The aim of this course is to introduce programming in the Prolog language. Prolog encourages a different programming style to Java or ML and particular focus is placed on programming real problems which are suited to this style. Practical experimentation with the language is strongly encouraged.

**Lectures**

**Introduction to Prolog.**The structure of a Prolog program and how to use the Prolog interpreter is described. Unification is revisited and we look at some simple programs.**Arithmetic and lists.**Prolog's support for evaluating arithmetic expressions and lists is covered. The space complexity of program evaluation is discussed with reference to last-call optimisation.**Backtracking, cut, and negation.**The`cut`operator is introduced for controlling backtracking.
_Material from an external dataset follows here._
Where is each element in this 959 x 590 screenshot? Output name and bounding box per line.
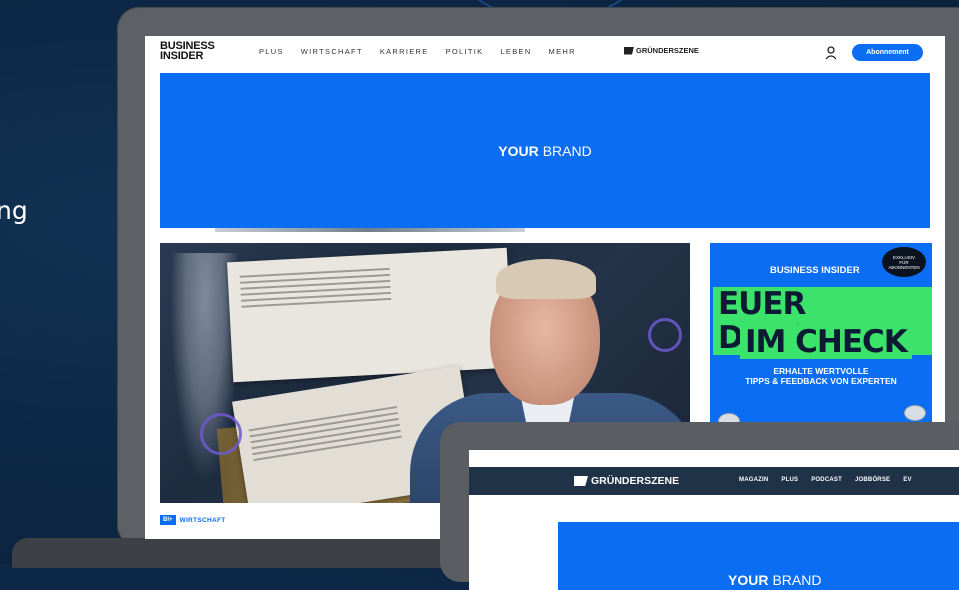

We consider*negation as failure*and its uses.**Search and cut.**Prolog's search method for solving problems is discussed. Graph searching exploiting Prolog's built in search mechanisms is examined.**Difference structures.**Difference lists are introduced and applied to example programs.**Constraint Logic Programming.**Constraint Logic Programming (CLP) is introduced. We examine how CLP addresses particular limitations of Prolog programs.

**Objectives**

At the end of the course students should

- be able to write programs in Prolog using techniques such as accumulators and difference structures.
- know how to model the backtracking behaviour of program execution.
- appreciate the unique perspective Prolog gives to problem solving and algorithm design.
- understand how larger programs can be created using the basic programming techniques used in this course.

**Recommended reading**

* Bratko, I. (2001). *PROLOG programming for artificial intelligence*. Addison-Wesley (3rd ed).